The Psychology of Working at Home, Part Deux

So I've just started working on a new book these past few weeks and I'm exactly 100 pages into it. When asked how much I write, I usually tell people 5 pages a day when I'm in the midst of a book (which is most of the time) and they're usually impressed by this output, or at least by the consistency of it. Yet long ago I gave up being impressed by it myself-one assumes that writers always have a say in this matter. As far as I can tell, I have been implanted with this wicked demon deep inside my skull that will not let me rest, a sort of bastard brother of a normal person's conscience. It tells me I must write every day that I possibly can and warns me that if I don't, there are other, more hardworking and deserving writers out there who will succeed instead and laugh at me when I fail.

This voice, like all the voices in my head, has gained more and more power since I started working at home full-time. Now everything I am and do and my writerly future depends on me sitting down at this well designed Ikea desk with the crazy spider plant hanging above it and all the CDs and books piled everywhere. Every day I'm not getting paid $12 an hour for sitting under fluorescent lights is a costly one and the ever-present shadow of one day returning to work-even if it's only temp work-hangs above me. It's not that I won't write when I return to work, it's just that I'll have lost the edge of five pages a day. I'll be back to one or two pages a day, pages stolen from time with friends or a good book, with weekends dominated with the heavy fact that I must write. The demon voice knows all this and uses it to manipulate me. I write 5 pages a day, 7 days a week, more because I've gone "all in" than because I'm some sort of saint of a writer. If I don't write, I feel like shit starting at about 4 PM and it doesn't go away until I finish writing the next day. If a may reference Eminem here, if I was playing in the beginning the mood all changed.
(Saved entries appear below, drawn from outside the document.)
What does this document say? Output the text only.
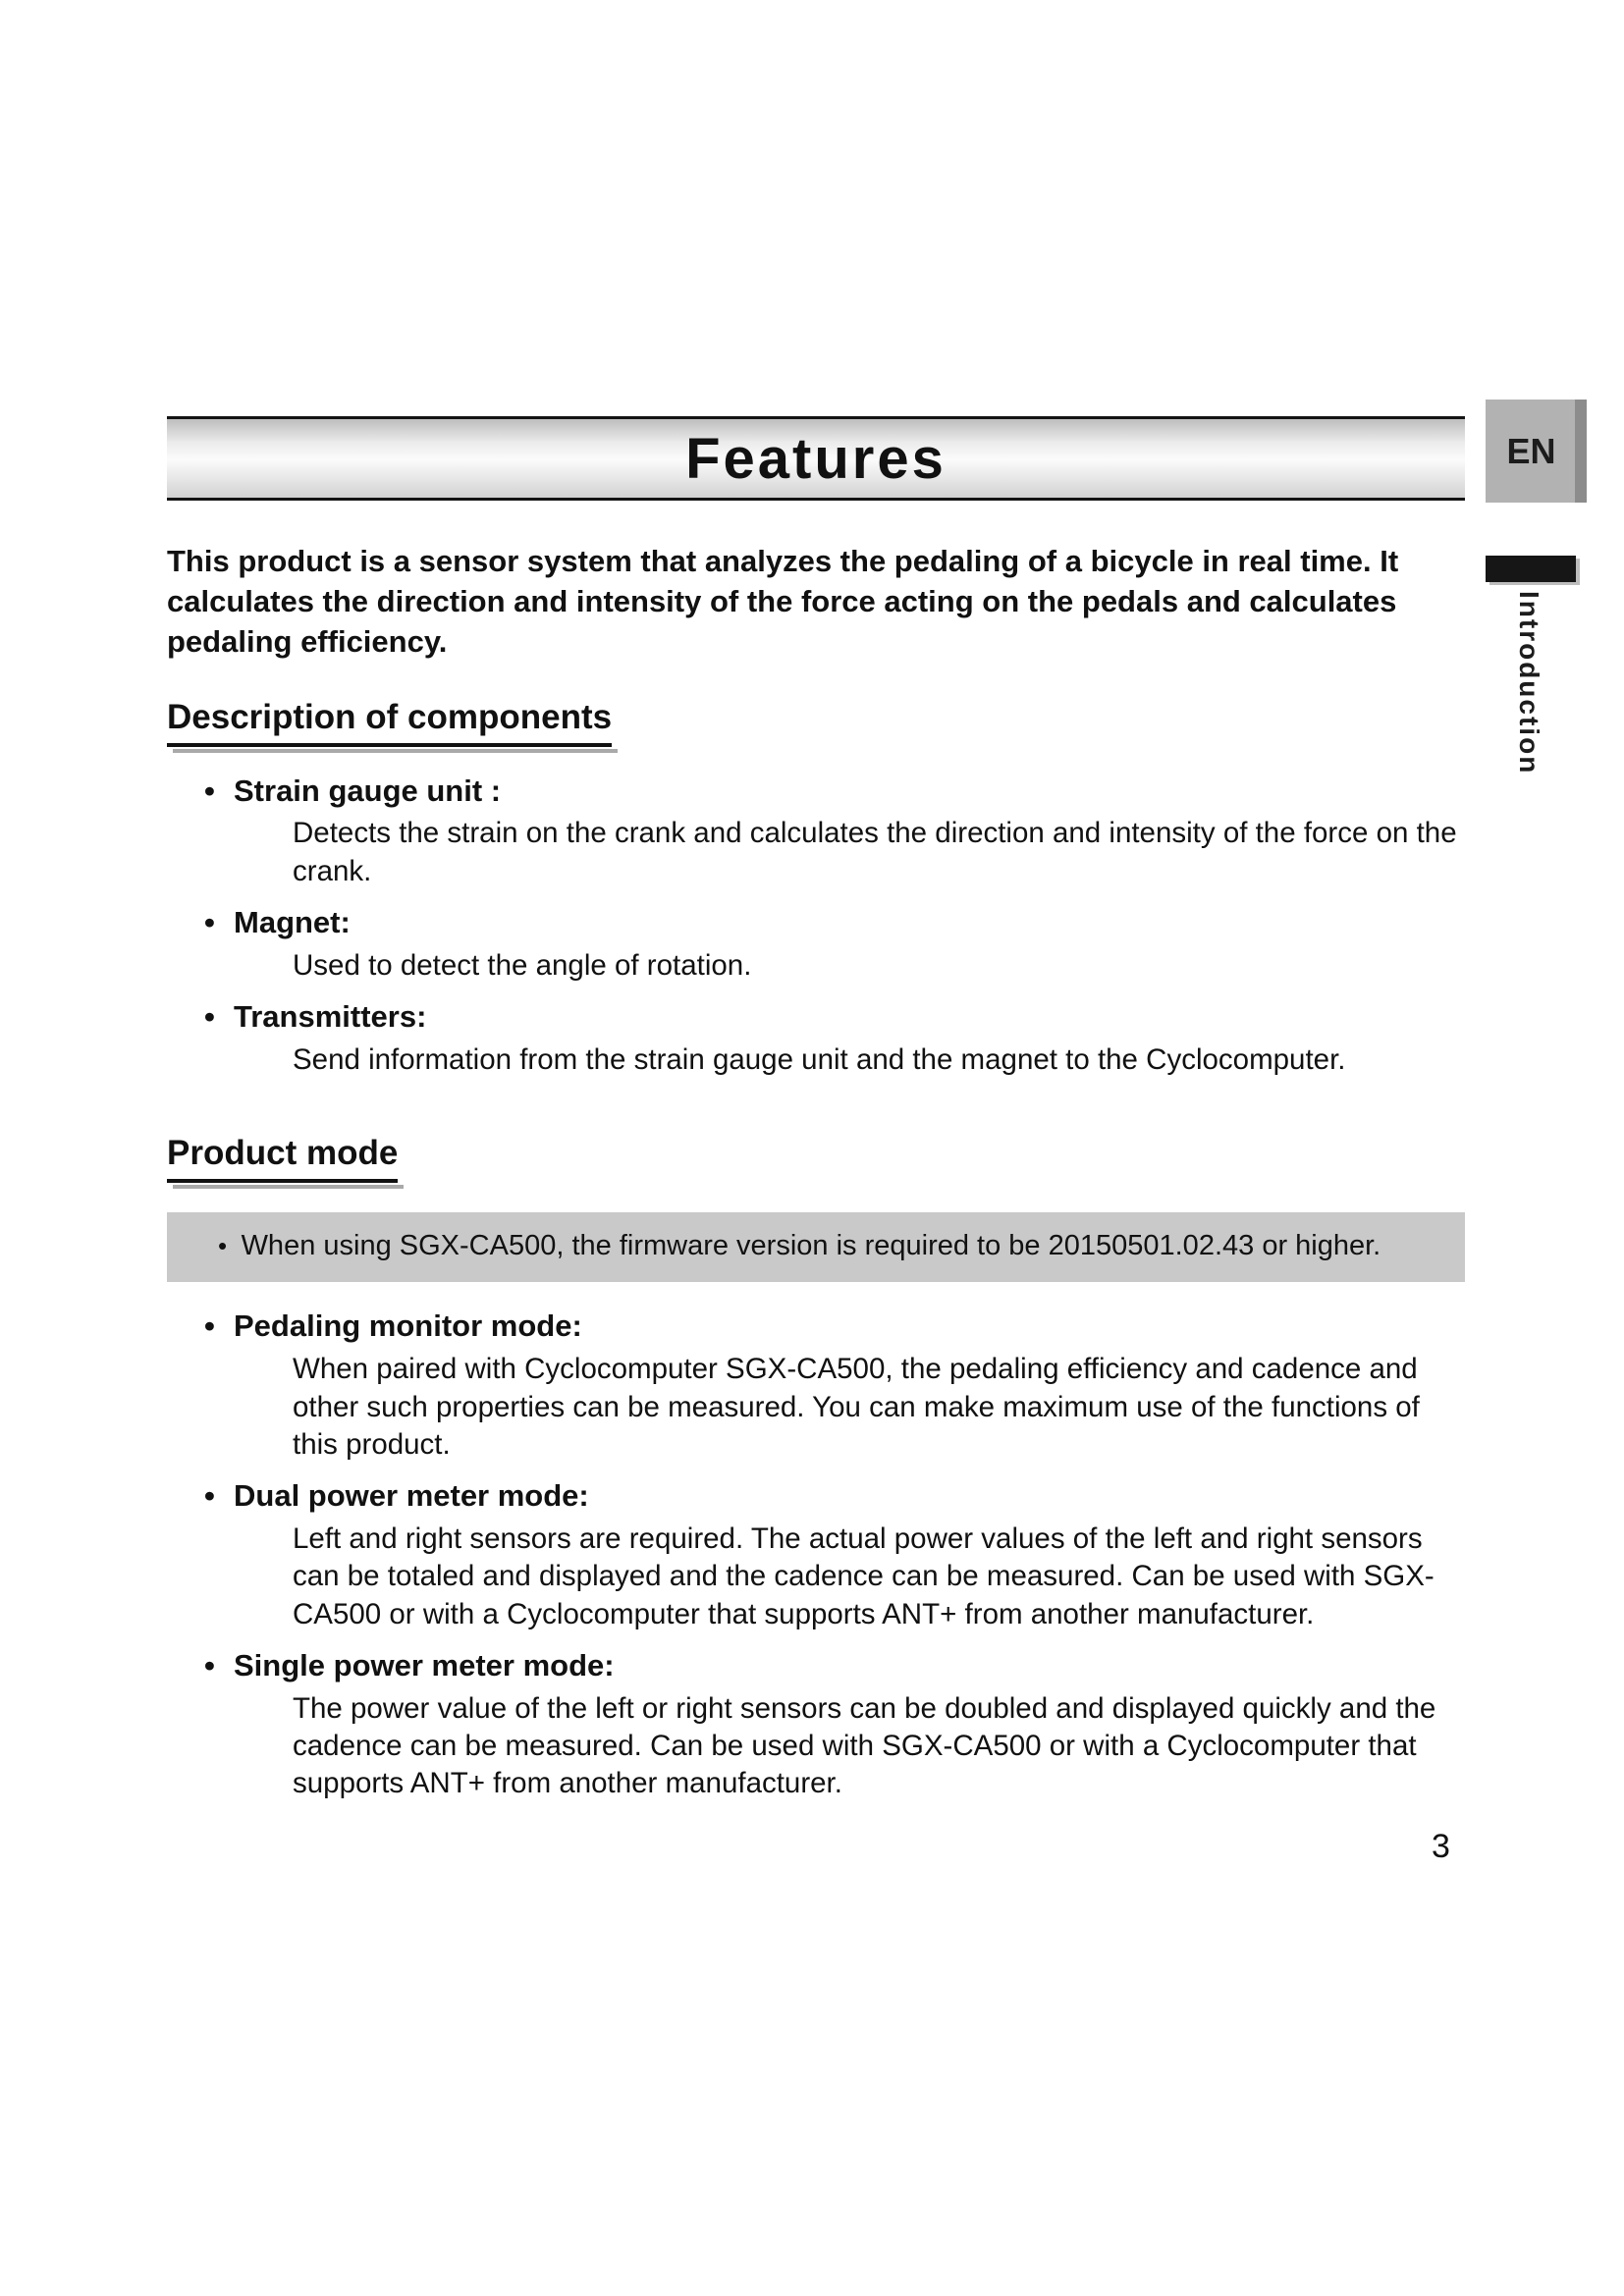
EN
Introduction
Features

This product is a sensor system that analyzes the pedaling of a bicycle in real time. It calculates the direction and intensity of the force acting on the pedals and calculates pedaling efficiency.

Description of components
• Strain gauge unit :
Detects the strain on the crank and calculates the direction and intensity of the force on the crank.
• Magnet:
Used to detect the angle of rotation.
• Transmitters:
Send information from the strain gauge unit and the magnet to the Cyclocomputer.
Product mode
•  When using SGX-CA500, the firmware version is required to be 20150501.02.43 or higher.
• Pedaling monitor mode:
When paired with Cyclocomputer SGX-CA500, the pedaling efficiency and cadence and other such properties can be measured. You can make maximum use of the functions of this product.
• Dual power meter mode:
Left and right sensors are required. The actual power values of the left and right sensors can be totaled and displayed and the cadence can be measured. Can be used with SGX-CA500 or with a Cyclocomputer that supports ANT+ from another manufacturer.
• Single power meter mode:
The power value of the left or right sensors can be doubled and displayed quickly and the cadence can be measured. Can be used with SGX-CA500 or with a Cyclocomputer that supports ANT+ from another manufacturer.
3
Another basic aspect of working at home, as I'm sure many home business people can relate to, is that you better be ready to have no money. The temp jobs and tiny book money have only been partial backers of my writing at home these past few years-I'd also like to take a moment to thank my main sponsor, my VISA credit card! You know that GNR song about wake up late honey put on your clothes take your credit card to the liquor store? Well, that's me! And not just the liquor store. The grocery store, too, and everywhere else VISA is accepted! Alas, the card is getting a little top heavy these days, and may not last out another year. You know, before I got my book deal I'd never, ever, not fully paid off my credit card at the end of the month. Really. Now those days seem as far gone as the heady 90's themselves, back when we still had a kick ass economy and life was good. Now I just wince and try not to think about it-this past year or so I thought of my credit debt as an investment in my own future. If I had the freedom to write every day, at full, well-slept power, I'd be able to create the book that finally put me over the top, thus allowing me to pay off all my debts and live the life of a writer forever. The problem with this high stakes gamble is that after you spend six months writing a book, you sometimes find that it didn't turn out as awesome and easy to sell as you'd thought at the time, and then you're sort of fucked. You can tell yourself well, I had to write that book to get to the next book, which may be true, but it certainly doesn't pay for the next batch of cat food and extra sharp cheese. But, if that does happen, you just say to yourself, "Alright! Time to write my sellout book that I'll somehow be able to live with!".

Then you keep on writing, until you are forced to return to the salt mines once more. And even if that sellout gambit fails, you've at least given yourself as fully to your work as possible and can hold your head up high, knowing that you've given it your all and managed to avoid much well-intentioned advice from family and friends. After all, that seems to be mainly what writing is all about in the first place-pissing off people who forgot their own dreams long ago and pursued monetary comfort (or at least health insurance)instead.

Or is that too jaded? Well, anyhoo. Time to go take my one o'clock shower of despair!